Smee’s suggested cost-saving measures include:
- Tenants and landlords need to work together. “Landlords who have tenants with financial troubles must keep the lines of communication open. Plan and budget in a way that benefits both parties and be sure to put this in writing.”
- Become energy-efficient. “While you cannot control everything, you can control your consumption. Make sure that you are working wisely with electricity by opting for LED bulbs and switching off large appliances and smaller devices when not in use.”
- Don’t be a drip! “Check your toilet and all the taps around your house for leaks. Upgrading your dishwasher and washing machine to newer, more energy-efficient models might require an initial investment but will save on water and electricity costs.”
- Use heating sparingly. “Only heat rooms that you are currently in, insulate as much as possible and opt for an electric blanket rather than a heater. If you must use a heater, make sure that it is an infrared electric heater as these are the most energy-efficient.”
- Make Working From Home (WFH) work for you. “Tenants who are working from home may be able to request an allowance from electricity and Wi-Fi from their employer.”
Smee says that while these energy-saving tips sound straightforward, a surprising number of tenants and landlords are unaware that making these simple changes can help to significantly keep costs down for both parties, before drastic steps like raising rent need to be taken.
Understanding the rebates on offer
While these benefits are applicable to a very small percentage of the population, homeowners in certain age and income brackets do qualify for conditional rates rebates that might relieve some of the pressure.
“In Durban, residential properties valued at less than R230 000 are exempt from paying rates.

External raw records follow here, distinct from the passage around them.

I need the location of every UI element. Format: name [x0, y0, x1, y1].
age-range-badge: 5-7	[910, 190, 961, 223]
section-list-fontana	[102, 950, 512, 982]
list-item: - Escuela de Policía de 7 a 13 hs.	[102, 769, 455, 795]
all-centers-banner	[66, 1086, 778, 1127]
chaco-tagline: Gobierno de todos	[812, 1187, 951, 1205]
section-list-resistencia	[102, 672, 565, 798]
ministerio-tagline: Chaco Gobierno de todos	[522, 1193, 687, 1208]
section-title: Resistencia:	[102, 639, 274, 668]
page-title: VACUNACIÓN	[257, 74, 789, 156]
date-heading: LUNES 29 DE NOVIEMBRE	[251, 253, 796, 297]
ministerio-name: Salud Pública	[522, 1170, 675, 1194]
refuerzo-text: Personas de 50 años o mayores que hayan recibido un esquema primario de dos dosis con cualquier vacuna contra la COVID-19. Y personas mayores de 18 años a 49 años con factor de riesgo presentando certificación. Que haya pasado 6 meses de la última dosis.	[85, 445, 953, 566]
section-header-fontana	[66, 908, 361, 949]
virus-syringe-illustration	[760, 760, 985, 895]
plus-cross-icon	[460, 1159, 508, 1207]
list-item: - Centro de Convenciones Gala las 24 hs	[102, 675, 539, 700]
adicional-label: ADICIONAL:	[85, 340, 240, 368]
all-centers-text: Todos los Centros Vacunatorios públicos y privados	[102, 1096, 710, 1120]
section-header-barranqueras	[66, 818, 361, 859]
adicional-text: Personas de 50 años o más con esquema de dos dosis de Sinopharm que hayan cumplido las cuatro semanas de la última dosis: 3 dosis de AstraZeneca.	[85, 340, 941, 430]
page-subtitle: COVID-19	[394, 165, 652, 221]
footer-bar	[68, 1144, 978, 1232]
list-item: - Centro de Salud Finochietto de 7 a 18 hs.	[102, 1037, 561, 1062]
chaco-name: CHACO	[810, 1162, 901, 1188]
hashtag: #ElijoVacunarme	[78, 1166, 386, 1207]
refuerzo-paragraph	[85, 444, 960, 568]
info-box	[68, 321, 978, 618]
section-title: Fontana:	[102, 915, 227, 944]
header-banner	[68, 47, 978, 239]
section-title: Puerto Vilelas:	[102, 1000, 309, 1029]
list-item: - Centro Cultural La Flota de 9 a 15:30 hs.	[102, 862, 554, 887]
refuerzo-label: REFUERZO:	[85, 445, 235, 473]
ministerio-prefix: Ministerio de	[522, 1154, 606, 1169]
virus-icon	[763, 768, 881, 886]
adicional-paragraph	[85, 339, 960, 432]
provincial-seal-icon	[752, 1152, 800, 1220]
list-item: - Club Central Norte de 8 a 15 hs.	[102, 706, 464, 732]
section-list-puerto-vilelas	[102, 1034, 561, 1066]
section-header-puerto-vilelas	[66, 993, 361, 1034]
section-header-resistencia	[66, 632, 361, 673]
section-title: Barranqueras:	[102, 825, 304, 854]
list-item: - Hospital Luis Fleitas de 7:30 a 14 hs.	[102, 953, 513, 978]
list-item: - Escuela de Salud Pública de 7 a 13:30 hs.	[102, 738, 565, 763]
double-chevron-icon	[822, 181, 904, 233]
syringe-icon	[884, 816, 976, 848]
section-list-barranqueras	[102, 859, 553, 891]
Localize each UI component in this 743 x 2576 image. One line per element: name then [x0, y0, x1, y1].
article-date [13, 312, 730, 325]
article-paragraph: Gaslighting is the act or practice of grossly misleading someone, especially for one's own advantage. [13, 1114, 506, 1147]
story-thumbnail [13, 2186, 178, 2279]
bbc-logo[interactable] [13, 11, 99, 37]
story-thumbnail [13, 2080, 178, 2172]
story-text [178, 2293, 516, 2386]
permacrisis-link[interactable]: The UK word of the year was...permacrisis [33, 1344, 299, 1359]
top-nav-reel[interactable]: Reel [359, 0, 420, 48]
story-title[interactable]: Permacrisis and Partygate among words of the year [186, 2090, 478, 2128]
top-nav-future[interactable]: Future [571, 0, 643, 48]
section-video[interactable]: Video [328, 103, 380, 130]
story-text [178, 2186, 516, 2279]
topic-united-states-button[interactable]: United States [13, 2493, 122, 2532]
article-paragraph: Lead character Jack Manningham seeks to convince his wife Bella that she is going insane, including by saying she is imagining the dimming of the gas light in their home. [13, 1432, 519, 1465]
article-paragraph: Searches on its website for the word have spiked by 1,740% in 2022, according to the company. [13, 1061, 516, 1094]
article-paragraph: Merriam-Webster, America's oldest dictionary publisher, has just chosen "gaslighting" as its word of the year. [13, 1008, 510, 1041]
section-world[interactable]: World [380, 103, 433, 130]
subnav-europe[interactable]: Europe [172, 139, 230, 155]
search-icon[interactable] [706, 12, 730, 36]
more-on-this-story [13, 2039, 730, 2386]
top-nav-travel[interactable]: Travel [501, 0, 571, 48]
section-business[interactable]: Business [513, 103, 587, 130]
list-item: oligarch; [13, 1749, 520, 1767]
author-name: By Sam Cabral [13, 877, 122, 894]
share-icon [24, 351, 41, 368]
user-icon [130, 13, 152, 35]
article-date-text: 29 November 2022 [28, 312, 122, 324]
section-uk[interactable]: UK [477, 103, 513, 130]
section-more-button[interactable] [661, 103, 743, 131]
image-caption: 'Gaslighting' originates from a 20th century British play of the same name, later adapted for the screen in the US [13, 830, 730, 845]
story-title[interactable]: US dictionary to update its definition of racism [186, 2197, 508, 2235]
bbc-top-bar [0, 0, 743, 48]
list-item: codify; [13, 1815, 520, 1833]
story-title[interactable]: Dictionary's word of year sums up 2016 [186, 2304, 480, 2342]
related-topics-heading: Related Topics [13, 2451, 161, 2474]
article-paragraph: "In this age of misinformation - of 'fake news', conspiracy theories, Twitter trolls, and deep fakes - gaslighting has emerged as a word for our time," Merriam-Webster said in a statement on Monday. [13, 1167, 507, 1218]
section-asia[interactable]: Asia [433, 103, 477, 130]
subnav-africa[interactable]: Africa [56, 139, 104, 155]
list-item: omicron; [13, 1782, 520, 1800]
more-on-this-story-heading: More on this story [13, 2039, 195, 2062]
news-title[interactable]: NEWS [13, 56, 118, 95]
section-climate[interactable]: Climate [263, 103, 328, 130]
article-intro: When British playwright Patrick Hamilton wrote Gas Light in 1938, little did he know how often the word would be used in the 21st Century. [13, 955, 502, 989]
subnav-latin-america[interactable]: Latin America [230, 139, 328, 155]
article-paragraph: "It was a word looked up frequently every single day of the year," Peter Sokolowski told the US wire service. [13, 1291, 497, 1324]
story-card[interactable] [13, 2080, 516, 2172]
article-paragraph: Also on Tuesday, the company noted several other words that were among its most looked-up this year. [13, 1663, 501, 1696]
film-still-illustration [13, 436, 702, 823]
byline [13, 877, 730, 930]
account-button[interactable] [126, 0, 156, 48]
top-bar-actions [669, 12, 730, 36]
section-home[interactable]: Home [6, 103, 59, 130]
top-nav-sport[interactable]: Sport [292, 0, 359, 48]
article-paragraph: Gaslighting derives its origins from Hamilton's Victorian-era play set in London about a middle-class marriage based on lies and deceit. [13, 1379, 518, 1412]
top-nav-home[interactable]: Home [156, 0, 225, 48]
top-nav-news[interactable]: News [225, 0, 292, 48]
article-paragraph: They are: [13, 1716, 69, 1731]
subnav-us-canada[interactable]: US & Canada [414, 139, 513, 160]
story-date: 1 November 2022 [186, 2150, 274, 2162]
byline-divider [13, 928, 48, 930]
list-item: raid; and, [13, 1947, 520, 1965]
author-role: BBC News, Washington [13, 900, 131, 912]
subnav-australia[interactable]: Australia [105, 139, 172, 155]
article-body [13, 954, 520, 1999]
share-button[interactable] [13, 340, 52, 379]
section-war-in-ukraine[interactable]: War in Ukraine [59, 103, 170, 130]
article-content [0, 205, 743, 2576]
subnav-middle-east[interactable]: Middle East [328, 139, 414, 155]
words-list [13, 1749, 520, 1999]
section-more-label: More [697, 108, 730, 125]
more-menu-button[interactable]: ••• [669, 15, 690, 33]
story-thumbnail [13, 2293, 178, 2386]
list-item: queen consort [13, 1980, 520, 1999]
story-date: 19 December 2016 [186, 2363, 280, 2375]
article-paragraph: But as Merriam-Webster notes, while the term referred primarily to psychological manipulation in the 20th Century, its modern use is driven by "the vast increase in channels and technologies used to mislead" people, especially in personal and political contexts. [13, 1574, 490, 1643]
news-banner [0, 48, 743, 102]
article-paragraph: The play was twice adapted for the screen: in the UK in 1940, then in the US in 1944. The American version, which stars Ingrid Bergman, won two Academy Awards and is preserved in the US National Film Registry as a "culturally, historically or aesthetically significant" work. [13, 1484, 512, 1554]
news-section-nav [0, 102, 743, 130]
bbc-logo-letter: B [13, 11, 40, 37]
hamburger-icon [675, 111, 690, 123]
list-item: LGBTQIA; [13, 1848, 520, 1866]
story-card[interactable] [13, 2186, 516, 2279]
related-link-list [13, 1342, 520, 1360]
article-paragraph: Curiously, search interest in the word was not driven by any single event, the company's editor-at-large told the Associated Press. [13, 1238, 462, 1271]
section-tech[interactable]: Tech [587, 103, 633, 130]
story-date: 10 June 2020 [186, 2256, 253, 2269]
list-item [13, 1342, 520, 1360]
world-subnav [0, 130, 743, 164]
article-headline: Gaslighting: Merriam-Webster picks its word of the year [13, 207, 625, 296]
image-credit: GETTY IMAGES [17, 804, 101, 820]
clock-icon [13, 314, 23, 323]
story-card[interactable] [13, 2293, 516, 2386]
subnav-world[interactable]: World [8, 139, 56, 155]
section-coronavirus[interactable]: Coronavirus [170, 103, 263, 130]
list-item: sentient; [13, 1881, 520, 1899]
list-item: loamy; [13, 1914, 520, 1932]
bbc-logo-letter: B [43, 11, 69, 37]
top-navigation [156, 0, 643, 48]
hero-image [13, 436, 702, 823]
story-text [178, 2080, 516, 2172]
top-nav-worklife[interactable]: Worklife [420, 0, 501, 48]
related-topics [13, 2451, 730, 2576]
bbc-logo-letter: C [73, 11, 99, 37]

Properties valued between R230 000 and R500 000 but where the total household income is less than R3760 are also exempt, as are pensioners, child-headed households, disability grant recipients and medically boarded people whose rates do not exceed the maximum rebate of R 5 290.”
Cape Town and Johannesburg homeowners who meet certain conditions are similarly entitled to rebates.
Cape Town homeowners who own a property with a municipal value of less than R300 000 can apply for indigent rates relief and not pay rates, as can those who earn less than R4000. “Rebates or rates discounts are also available to those earning between R4000 and R7500, and pensioners and handicapped people with a household income of less than R17,500 also qualify,” Smee adds.
Johannesburg rates rebates are reserved for pensioners – but with varying levels of relief:
- Pensioners over 70 who own a property valued at less than R2.5 million qualify for 100% rates relief regardless of income.
- Pensioners between 60-69 who own a property valued at less than R2.5 million qualify for 100% rates relief if their monthly household income is less than R10 230.
- Pensioners between 60-69 who own a property valued at less than R2.5 million qualify for 50% rates relief if their monthly household income is between R10 230 and R17 585.
“While these rates rebates by no means address the very real financial needs of the majority of South Africans, I do encourage those that fall into these categories to ensure that they are benefitting from the discounts and relief that they are entitled to – every cent counts,” Smee concludes.